It's my friend Rachel's birthday, and I've written this as an inspiration for her:
There was a time in my life when I looked at the scraggly yellow ragworts that broke through the cracks on the city pavements or straddled the old decaying brick walls and railway cuttings of Leicester and wondered … wondered at just how they survived this arid, urban waste and I thought of my own life at that time … nothing, nothing seemed to be happening … the long days seemed monotonous, unexciting and the ragworts gave me hope indeed.

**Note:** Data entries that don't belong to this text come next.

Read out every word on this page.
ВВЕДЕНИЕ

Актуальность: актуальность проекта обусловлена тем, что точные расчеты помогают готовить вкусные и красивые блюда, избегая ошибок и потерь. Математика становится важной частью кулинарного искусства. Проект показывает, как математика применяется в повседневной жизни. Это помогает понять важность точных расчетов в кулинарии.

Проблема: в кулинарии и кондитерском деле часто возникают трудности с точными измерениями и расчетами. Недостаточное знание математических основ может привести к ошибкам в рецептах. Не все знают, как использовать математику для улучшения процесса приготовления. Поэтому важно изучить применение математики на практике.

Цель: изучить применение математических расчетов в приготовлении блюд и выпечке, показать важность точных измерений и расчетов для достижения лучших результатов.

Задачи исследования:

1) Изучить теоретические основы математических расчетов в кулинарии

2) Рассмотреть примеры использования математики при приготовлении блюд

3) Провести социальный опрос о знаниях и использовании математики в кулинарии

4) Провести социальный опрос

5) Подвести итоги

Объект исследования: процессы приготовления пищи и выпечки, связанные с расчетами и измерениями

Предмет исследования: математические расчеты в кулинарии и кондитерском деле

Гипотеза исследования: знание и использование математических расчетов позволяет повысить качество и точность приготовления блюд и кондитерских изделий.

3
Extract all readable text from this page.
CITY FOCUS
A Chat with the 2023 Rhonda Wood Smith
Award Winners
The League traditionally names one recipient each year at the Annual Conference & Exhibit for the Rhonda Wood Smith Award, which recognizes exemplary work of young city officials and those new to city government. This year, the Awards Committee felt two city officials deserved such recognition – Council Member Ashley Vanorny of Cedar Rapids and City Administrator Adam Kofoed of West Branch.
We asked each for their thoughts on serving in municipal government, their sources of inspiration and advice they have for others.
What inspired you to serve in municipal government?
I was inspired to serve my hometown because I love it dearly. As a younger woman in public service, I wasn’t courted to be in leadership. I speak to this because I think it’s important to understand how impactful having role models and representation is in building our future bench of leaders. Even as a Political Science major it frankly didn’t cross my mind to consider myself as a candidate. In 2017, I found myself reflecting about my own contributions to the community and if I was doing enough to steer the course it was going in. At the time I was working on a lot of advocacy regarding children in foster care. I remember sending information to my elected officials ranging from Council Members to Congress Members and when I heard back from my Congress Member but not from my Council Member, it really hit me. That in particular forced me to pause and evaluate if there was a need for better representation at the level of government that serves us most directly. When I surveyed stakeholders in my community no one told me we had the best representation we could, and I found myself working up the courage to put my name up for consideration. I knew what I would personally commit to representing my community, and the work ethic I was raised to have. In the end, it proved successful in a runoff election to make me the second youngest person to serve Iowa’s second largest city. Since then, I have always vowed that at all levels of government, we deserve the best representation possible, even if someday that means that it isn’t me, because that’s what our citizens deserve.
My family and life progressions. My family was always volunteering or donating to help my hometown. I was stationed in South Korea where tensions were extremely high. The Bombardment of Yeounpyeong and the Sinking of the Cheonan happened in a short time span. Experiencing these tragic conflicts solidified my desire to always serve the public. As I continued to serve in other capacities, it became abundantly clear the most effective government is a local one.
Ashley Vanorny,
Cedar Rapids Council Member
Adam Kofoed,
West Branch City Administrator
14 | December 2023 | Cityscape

Even in this ‘waste’ I could find life … and so I did.
I was working as a cleaner cum shop assistant and discreetly, near my side, I kept a notebook in which I jotted down my ideas, my thoughts, my plans, my stories … and so the dullest place became a place of inspiration.
Now I know the reverse for life is busy and, yes, fulfilling but I still want to take inspiration from the ragwort and learn a lesson from its tenuous rootedness, its ability to find life when there seems so little life around. I need my roots to push deep down into the soil and this means finding God’s inspiration in everything I do. In the parched times or in the downpour, God must be my soil, my sun, my rain, my life.
Postscript: I’ve just read that just one single plant of a particular type of ragwort can produce up to 150,000 seeds in its lifetime! These scrawny, golden, fetid flowers can multiply, multiply, multiply. So with us: just where will the ‘seeds’ of lives given to God be carried and, when they take root, what kind of fruit will they bear?